Lots of people wrote books during the Covid lockdowns, including me. I wrote about a place a thousand miles away from where I was, but Humphreys wrote a holographic book focusing on a tiny spot on our planet. He used an Ordnance Map of his neighborhood to define his patch. I’m familiar with Ordnance maps because the British first drew them in Ireland in the early 19th century. Like Humphreys, I’ve pored over them, planned explorations, and mourned the loss of ancient treasures. This is a book entirely about discovery. A man who had traveled the world entered his own neighborhood not knowing much about it or how it connected to everything else, and learn it is, all of it, connected.
Finally, Eye just published Door to Door poet by Rowan McCabe which I haven’t read yet. McCabe wanted to be a working poet, so he knocked on doors and offered to write poems. Then he travel around his island, writing poems for people. Again, an improbable book to find a publisher. I want to know what happened because I really wish I had thought of this idea myself.












I'll add more books I read from my publisher as comments.
I'm Fine, by Richard Hall
I didn’t want to read Richard Hall's memoir about how he was sexually abused when he was a teen and eventually put his abuser in prison. My first thought was “get in line” behind every other woman I know who was sexually traumatized by men. Men they knew, men who were older, men who told them they loved her. I didn’t have patience for yet another gay man thinking the story of his life was worth £15, and every other woman’s story was just a sad story, not worth a dime.
But in a moment of social-media fueled loyalty, I had preordered it before I knew much about it, and there it was sitting on the TBR pile. I opened it to the middle and there he was, getting raped. Nope.
Nope. Nope.
But it stayed in the pile, and after about a month I opened it to the beginning. Why? Because it Eye/Lighting published it. They are my publisher, and the books they bring into the world deserve it.

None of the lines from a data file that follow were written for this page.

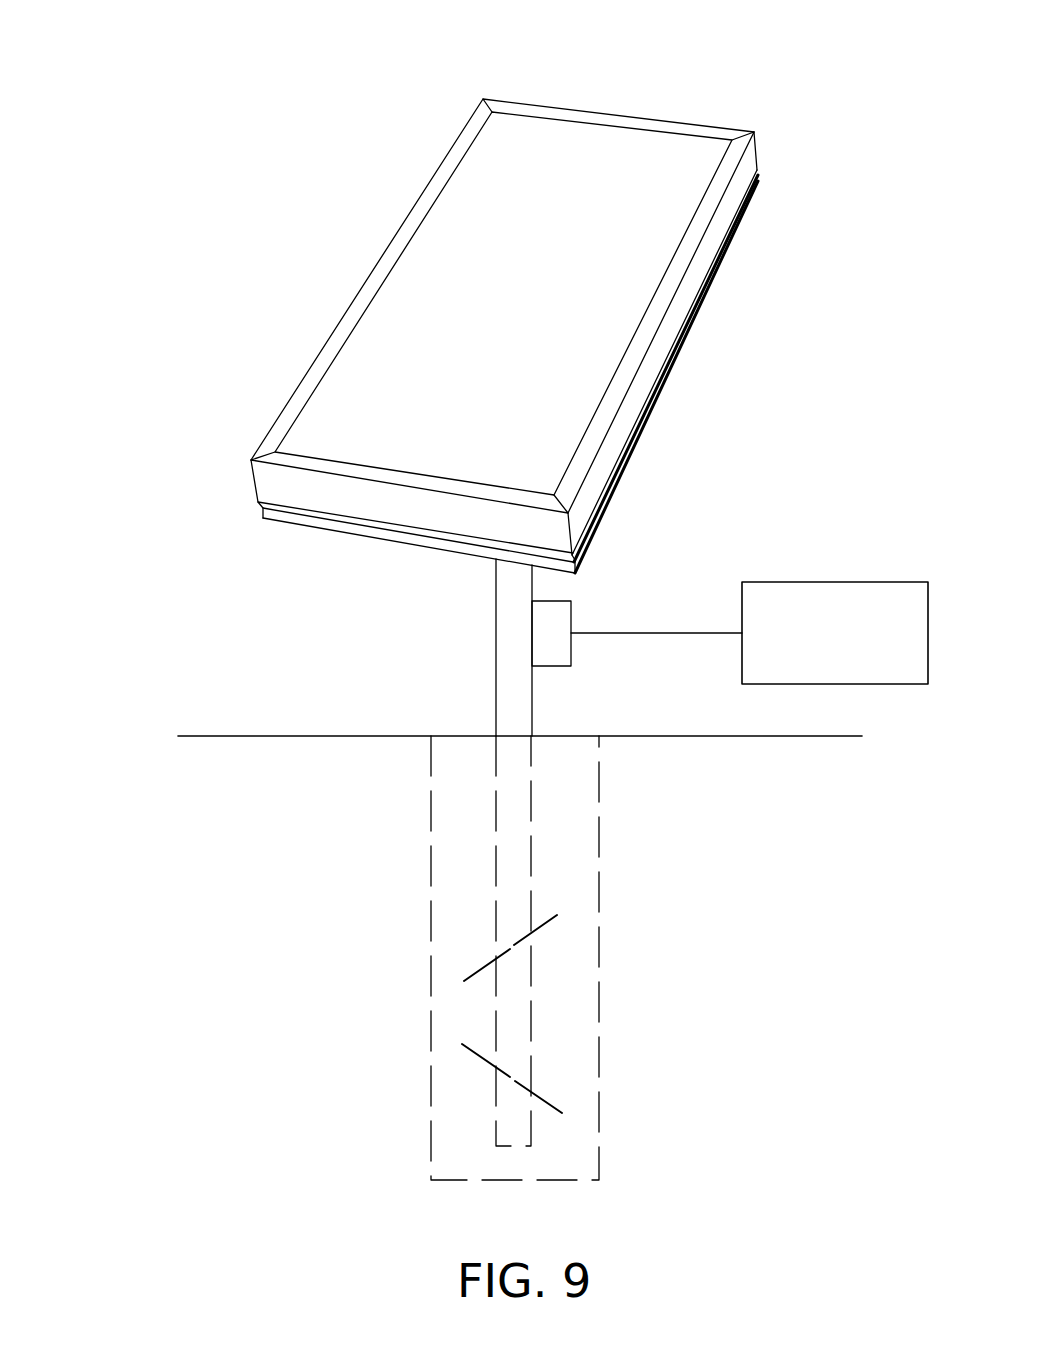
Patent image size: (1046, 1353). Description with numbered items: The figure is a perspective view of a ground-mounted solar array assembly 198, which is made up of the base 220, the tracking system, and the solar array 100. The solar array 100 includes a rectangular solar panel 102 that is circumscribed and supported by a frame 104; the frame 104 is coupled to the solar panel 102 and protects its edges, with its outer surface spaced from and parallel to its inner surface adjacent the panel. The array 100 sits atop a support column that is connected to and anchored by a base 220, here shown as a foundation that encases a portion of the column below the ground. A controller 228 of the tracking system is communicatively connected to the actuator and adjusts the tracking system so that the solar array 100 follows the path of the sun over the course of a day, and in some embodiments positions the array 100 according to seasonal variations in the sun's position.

The solar array 100 is at (426, 78).
The solar panel 102 is at (653, 146).
The frame 104 is at (718, 283).
The solar array assembly 198 is at (196, 414).
The base 220 is at (430, 923).
The controller 228 is at (802, 649).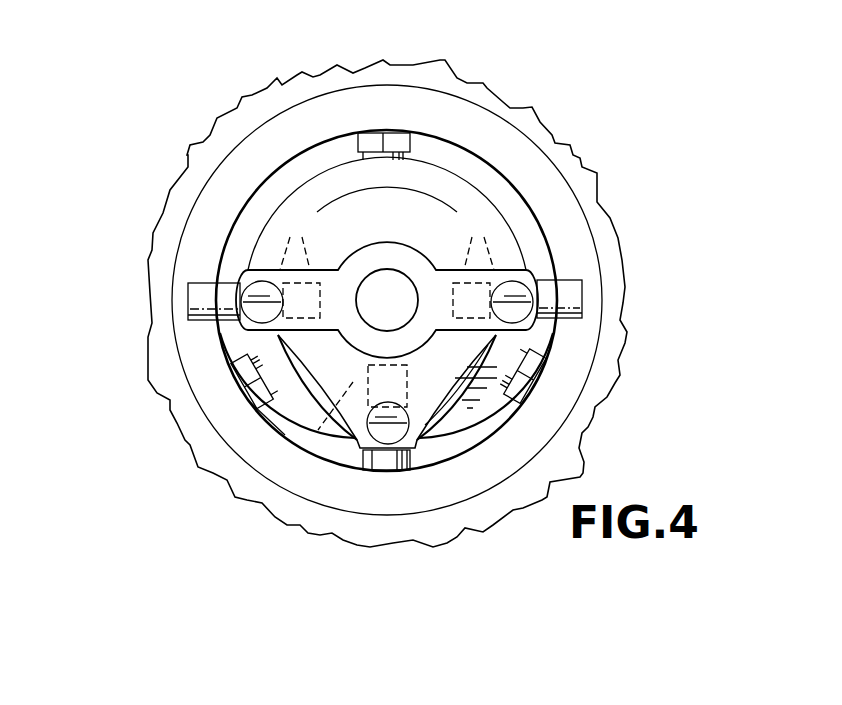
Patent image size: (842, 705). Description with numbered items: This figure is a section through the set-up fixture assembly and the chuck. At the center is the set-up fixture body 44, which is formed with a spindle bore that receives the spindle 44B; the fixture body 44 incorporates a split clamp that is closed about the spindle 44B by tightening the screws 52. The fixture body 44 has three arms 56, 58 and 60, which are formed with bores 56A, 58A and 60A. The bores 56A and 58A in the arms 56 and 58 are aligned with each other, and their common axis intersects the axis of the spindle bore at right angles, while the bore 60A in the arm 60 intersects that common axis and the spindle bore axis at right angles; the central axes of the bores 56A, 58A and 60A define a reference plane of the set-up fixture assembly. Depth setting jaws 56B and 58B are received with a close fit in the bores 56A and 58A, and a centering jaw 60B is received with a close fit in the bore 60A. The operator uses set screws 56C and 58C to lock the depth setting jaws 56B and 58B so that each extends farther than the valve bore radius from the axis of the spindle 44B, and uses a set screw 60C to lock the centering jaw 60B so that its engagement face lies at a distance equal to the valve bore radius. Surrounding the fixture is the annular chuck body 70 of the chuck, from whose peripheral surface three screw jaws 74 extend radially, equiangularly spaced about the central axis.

The set-up fixture body 44 is at (430, 215).
The spindle 44B is at (369, 313).
The screws 52 is at (413, 247).
The arm 56 is at (222, 333).
The bore 56A is at (301, 264).
The depth setting jaw 56B is at (190, 302).
The set screw 56C is at (257, 283).
The arm 58 is at (552, 337).
The bore 58A is at (472, 264).
The depth setting jaw 58B is at (582, 305).
The set screw 58C is at (517, 283).
The arm 60 is at (440, 477).
The bore 60A is at (386, 424).
The centering jaw 60B is at (390, 466).
The set screw 60C is at (360, 473).
The annular chuck body 70 is at (333, 186).
The screw jaws 74 is at (396, 135).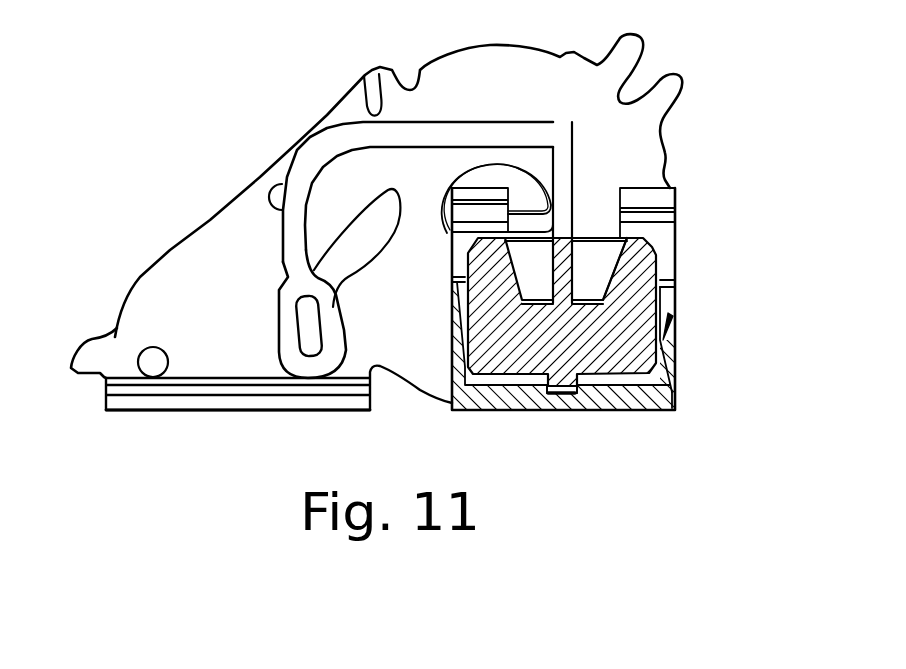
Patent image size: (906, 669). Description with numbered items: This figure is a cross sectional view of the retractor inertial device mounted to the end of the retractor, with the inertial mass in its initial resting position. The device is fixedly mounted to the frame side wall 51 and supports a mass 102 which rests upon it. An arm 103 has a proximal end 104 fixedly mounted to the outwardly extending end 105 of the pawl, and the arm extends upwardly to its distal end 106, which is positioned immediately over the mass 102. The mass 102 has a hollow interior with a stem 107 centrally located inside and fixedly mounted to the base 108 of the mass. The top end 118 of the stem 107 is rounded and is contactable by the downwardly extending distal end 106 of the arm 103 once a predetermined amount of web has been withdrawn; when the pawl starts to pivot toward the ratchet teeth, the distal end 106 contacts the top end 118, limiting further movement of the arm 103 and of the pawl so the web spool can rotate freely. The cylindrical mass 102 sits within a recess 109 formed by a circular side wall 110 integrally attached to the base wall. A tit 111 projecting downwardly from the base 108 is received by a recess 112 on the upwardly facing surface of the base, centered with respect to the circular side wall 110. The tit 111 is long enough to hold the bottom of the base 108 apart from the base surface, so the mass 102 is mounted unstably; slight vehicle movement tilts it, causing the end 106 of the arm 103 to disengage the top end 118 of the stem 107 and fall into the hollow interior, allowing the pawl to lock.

The side wall 51 is at (117, 328).
The mass 102 is at (680, 262).
The arm 103 is at (345, 122).
The proximal end 104 is at (277, 293).
The outwardly extending end 105 is at (313, 317).
The distal end 106 is at (567, 183).
The stem 107 is at (679, 250).
The base 108 is at (546, 354).
The recess 109 is at (678, 308).
The circular side wall 110 is at (676, 360).
The tit 111 is at (594, 410).
The recess 112 is at (544, 398).
The top end 118 is at (568, 238).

I wanted to give it a chance, and I read it all the way through, skipping the awful pages.
I know you might assume the main audience for I’m Fine is gay men, but I wish straight men would read it. Many men don’t understand what women’s lives are like until they have daughters—fact that should anger anyone.
So maybe if straight men read a story about how the men who love men treat each other with both love and abuse, maybe then they could understand the lives of the women they love, and who love them back, despite the everyday common abuse that we have survived.
Other reviewers have said it is worth reading, and I got more out of it besides this aspect of sexual politics. Hall's tone captures the naiveté of a young man and the honesty of an older man looking back. I expect he creates the inner world of a male teen very skillfully, although it is such a different world than I experienced as a young woman. I would recommend it for that alone.